An analysis on planned care and A&E data has found that over a third of people with diabetes are unable to maintain good control of their blood glucose levels in order to prevent costly health complications.

In total, approximately £5.5 billion was spent on hospital diabetes care, and an estimated £3 billion of this was deemed "avoidable" by the researchers. This figure accounts for nearly 10% of the NHS hospital budget.

On average, the NHS spends around twice as much on care for people with type 2 diabetes as it does on people without diabetes, with emergency care for type 2 patients costing three times as much as that of non-diabetic patients. Meanwhile, spending is six times as high on people with type 1 diabetes, on average.

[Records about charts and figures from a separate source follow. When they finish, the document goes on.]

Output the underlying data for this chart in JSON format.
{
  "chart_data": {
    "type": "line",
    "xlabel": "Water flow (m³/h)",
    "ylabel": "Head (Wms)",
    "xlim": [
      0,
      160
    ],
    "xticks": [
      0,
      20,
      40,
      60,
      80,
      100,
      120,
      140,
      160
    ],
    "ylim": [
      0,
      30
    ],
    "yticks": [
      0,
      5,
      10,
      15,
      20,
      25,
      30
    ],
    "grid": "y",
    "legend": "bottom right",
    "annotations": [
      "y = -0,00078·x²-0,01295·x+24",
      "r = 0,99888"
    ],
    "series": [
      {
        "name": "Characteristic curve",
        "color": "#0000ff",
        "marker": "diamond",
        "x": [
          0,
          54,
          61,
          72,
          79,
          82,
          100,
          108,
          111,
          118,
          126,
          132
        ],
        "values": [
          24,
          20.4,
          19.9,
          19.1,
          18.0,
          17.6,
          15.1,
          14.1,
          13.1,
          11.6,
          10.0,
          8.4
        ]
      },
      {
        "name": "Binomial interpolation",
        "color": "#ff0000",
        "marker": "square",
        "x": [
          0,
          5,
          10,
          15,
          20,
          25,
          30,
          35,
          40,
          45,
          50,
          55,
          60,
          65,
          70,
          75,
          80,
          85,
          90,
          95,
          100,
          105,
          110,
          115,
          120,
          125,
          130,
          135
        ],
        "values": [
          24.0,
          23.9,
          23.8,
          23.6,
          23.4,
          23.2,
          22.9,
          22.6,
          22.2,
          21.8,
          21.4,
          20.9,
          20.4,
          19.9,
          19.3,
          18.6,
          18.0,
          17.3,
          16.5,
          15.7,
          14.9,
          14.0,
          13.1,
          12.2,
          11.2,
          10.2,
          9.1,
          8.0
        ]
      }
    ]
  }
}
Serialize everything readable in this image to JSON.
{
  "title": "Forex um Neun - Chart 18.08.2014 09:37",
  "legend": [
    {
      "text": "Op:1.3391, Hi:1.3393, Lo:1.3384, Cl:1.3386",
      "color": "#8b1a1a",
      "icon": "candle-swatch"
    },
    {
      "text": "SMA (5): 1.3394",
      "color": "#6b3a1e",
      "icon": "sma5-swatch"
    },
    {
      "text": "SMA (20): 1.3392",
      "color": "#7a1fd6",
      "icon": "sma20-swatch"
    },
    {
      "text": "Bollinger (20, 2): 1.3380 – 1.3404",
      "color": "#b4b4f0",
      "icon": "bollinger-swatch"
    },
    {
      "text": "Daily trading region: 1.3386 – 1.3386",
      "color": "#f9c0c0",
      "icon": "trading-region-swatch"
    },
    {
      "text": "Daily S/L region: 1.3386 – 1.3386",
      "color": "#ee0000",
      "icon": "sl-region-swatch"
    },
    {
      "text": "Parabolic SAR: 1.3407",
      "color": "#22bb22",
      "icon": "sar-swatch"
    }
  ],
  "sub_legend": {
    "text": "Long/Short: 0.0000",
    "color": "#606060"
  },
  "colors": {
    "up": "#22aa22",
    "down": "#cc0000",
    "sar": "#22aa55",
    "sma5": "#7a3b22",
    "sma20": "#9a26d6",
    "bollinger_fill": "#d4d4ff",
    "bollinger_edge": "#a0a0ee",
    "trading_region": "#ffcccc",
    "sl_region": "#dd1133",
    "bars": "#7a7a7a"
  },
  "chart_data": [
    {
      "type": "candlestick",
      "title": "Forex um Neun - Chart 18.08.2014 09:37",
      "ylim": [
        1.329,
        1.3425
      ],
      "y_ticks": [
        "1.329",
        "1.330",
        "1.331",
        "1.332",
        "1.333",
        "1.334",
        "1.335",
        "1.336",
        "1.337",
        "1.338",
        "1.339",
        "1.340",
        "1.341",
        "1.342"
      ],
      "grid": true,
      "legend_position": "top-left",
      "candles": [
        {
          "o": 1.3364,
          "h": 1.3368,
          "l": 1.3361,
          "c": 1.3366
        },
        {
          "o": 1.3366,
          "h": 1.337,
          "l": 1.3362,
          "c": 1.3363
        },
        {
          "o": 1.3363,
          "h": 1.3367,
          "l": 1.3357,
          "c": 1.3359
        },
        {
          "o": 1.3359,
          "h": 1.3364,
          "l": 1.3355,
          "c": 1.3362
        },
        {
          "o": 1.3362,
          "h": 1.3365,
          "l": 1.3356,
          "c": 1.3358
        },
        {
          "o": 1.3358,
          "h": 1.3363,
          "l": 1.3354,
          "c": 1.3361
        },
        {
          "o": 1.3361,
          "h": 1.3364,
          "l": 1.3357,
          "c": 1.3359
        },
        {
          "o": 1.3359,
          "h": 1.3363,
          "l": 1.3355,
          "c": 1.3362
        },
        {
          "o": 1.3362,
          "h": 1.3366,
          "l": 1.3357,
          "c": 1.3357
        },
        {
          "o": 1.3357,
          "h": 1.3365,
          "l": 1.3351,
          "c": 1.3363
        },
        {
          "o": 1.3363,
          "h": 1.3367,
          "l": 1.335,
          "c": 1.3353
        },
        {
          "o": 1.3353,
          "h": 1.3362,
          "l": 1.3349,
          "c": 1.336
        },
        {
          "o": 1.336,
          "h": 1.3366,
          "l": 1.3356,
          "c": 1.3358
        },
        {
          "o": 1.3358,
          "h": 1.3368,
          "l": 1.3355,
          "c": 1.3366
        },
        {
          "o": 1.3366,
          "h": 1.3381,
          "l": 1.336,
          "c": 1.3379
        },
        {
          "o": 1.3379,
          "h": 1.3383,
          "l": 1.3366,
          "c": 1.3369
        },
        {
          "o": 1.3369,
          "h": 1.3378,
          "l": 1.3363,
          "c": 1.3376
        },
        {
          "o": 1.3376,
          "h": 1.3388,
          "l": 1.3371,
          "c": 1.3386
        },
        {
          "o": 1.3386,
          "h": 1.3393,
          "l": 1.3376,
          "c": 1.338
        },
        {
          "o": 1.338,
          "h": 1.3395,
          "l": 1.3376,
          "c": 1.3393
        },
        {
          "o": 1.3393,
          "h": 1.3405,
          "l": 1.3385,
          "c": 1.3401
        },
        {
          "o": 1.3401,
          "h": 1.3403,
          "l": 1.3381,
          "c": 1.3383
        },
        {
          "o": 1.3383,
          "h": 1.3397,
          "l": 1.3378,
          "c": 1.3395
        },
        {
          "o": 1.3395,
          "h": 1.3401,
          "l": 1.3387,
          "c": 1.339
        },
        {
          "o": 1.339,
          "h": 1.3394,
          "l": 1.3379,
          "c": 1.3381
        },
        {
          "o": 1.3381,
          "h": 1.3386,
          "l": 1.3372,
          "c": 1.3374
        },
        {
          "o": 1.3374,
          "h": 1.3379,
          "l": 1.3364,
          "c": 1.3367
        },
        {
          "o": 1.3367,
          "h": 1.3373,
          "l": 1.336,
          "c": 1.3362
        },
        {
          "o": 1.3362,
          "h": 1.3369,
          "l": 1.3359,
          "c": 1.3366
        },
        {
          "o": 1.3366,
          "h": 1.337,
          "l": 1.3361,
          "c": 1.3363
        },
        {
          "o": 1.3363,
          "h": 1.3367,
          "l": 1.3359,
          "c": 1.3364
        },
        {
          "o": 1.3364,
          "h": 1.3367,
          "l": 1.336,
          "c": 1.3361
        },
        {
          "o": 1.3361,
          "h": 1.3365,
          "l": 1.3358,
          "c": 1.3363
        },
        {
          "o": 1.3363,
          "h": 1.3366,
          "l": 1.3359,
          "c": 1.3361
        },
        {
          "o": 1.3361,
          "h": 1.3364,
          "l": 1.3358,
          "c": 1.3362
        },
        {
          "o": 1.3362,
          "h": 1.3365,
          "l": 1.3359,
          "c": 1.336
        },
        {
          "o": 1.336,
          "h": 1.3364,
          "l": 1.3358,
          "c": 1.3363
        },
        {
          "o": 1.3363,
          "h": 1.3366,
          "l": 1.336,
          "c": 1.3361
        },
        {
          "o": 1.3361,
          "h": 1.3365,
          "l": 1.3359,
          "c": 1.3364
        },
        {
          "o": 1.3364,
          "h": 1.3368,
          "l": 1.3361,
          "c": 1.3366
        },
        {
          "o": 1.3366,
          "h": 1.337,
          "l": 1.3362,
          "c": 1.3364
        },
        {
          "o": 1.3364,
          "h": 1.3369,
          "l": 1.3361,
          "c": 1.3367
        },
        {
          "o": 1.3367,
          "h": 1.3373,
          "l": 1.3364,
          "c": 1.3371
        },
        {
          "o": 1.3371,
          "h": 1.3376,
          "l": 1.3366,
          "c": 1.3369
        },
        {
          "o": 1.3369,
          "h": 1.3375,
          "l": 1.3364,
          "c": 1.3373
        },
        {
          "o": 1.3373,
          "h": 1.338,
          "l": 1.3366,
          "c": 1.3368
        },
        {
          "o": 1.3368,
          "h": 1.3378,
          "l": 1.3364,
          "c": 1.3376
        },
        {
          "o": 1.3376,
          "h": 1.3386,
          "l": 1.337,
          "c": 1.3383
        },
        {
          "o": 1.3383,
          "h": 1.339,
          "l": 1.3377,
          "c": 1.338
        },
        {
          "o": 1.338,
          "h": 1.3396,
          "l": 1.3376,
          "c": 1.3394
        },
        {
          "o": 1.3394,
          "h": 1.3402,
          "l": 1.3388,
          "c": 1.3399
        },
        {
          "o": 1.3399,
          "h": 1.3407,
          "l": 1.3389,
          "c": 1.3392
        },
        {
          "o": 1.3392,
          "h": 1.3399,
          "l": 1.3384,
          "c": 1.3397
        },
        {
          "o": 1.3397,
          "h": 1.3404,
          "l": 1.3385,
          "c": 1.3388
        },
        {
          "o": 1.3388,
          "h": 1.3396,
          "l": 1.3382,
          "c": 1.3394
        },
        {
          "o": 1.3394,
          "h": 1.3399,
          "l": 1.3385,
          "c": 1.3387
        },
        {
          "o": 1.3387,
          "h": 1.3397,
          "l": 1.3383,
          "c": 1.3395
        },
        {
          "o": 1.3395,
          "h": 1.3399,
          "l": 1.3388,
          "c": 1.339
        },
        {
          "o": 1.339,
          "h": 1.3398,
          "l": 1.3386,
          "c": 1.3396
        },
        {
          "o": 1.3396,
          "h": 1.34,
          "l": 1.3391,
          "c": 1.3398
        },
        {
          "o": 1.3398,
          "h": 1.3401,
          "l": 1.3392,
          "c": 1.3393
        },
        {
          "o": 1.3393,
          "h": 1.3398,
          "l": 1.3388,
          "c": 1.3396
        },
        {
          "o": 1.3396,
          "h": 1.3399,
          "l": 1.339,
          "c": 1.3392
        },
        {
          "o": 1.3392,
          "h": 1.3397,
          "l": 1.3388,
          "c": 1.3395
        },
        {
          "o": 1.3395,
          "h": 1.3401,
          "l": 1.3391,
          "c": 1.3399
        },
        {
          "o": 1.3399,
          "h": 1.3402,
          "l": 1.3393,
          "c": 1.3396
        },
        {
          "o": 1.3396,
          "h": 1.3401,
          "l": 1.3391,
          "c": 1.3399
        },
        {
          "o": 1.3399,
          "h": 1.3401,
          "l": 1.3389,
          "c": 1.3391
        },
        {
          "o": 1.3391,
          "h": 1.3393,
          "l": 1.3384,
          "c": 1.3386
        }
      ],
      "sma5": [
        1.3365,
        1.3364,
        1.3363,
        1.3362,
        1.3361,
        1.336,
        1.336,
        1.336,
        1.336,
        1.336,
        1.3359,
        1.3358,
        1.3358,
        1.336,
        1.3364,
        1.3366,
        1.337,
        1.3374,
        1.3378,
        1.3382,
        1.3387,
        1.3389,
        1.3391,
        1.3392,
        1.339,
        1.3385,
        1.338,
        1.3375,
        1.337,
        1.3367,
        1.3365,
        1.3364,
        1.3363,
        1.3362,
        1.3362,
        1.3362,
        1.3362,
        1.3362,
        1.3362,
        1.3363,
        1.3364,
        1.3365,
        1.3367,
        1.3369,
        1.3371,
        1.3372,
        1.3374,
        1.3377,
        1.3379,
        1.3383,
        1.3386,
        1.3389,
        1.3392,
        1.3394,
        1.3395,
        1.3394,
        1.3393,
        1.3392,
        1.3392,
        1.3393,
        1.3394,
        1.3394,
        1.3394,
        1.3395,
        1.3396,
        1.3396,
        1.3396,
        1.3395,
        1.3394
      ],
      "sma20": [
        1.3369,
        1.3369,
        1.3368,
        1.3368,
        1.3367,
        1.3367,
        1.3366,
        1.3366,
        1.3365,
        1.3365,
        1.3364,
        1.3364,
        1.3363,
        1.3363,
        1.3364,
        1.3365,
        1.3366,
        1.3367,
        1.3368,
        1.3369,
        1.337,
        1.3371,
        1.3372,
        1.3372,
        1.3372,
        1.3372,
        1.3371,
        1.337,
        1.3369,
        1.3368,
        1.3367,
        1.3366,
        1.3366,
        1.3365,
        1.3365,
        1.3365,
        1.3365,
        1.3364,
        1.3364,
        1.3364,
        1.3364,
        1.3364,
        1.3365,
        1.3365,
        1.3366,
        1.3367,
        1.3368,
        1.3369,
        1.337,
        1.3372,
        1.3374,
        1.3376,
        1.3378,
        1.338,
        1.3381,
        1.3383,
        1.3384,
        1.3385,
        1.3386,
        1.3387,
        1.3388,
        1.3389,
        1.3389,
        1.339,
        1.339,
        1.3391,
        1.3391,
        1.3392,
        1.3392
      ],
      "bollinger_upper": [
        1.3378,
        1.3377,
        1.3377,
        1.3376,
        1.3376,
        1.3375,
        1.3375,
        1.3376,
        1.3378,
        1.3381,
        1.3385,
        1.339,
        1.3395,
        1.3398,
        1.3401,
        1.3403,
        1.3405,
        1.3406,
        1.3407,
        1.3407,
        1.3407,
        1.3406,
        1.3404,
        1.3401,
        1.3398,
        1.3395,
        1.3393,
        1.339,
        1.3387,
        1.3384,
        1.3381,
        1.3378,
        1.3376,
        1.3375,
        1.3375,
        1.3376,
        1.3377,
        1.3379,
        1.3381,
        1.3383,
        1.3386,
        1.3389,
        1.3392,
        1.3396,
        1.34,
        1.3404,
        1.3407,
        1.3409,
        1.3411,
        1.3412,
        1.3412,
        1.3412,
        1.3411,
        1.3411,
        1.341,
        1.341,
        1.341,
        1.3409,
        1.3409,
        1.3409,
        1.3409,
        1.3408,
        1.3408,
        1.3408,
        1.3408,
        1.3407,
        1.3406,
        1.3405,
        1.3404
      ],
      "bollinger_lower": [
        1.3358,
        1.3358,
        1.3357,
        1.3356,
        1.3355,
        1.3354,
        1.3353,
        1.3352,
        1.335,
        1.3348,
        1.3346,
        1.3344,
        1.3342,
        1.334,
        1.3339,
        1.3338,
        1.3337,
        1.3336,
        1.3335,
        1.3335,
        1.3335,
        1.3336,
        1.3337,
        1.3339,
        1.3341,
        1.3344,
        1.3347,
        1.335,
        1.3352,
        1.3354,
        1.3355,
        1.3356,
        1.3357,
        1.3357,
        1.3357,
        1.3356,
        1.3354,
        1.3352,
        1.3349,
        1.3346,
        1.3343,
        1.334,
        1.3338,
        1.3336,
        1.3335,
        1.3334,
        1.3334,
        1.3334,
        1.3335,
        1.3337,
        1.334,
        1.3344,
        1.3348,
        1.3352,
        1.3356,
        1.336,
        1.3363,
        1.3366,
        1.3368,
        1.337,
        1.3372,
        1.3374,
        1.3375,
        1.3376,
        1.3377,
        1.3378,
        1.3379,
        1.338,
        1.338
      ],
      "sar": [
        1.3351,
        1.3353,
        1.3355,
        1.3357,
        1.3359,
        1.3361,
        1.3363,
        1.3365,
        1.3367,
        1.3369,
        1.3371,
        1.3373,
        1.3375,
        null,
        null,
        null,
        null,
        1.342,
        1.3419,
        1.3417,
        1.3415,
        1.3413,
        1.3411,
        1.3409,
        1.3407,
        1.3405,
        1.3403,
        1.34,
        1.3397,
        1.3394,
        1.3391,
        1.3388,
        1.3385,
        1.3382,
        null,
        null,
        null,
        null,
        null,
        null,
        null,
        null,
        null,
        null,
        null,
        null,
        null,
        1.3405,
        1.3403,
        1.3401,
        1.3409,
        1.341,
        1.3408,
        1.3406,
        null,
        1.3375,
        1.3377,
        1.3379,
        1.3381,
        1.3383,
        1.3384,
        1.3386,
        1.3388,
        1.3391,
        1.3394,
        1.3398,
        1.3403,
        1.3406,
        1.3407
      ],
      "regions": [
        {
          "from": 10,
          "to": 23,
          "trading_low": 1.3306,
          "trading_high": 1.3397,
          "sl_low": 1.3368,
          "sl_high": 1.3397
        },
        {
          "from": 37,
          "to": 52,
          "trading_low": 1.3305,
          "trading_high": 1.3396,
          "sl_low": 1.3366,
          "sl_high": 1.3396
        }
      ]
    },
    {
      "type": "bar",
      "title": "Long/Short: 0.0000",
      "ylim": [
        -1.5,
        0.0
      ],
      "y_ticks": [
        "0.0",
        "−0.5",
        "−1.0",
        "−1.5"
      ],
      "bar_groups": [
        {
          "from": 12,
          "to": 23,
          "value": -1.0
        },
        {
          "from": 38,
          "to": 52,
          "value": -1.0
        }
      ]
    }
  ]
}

Dr Adrian Heald, of Salford Royal Hospital and one of the study authors, said: "People with diabetes are admitted to hospital more often, especially as emergencies, and stay on average longer as inpatients.

"These increased hospital costs, 40 per cent of which come from non-elective and emergency care, are three times higher than the current costs of diabetes medication.

"Improved management of diabetes by GPs and diabetes specialist care teams could improve the health of people with diabetes and substantially reduce the level of hospital care and costs."

Emma Elvin, senior clinical adviser at Diabetes UK, suggested that more information is needed about the specific reasons why patients are admitted to hospital before conclusions can be drawn.

She commented: "What we do know, is that more than a million people with diabetes were admitted to hospital in England in 2017 - meaning around 18 per cent of hospital beds were occupied by someone with diabetes - but it is incredibly important to stress that only 8 per cent were admitted because of their condition."

It is hoped that measures, such as expansion of the NHS Diabetes Prevention Programme, will improve the situation and bring down NHS spending on diabetes management in the future.

The study's findings were presented at the 55th annual meeting of the European Association for the Study of Diabetes (EASD), which is being held in Barcelona from 16-20 Sept.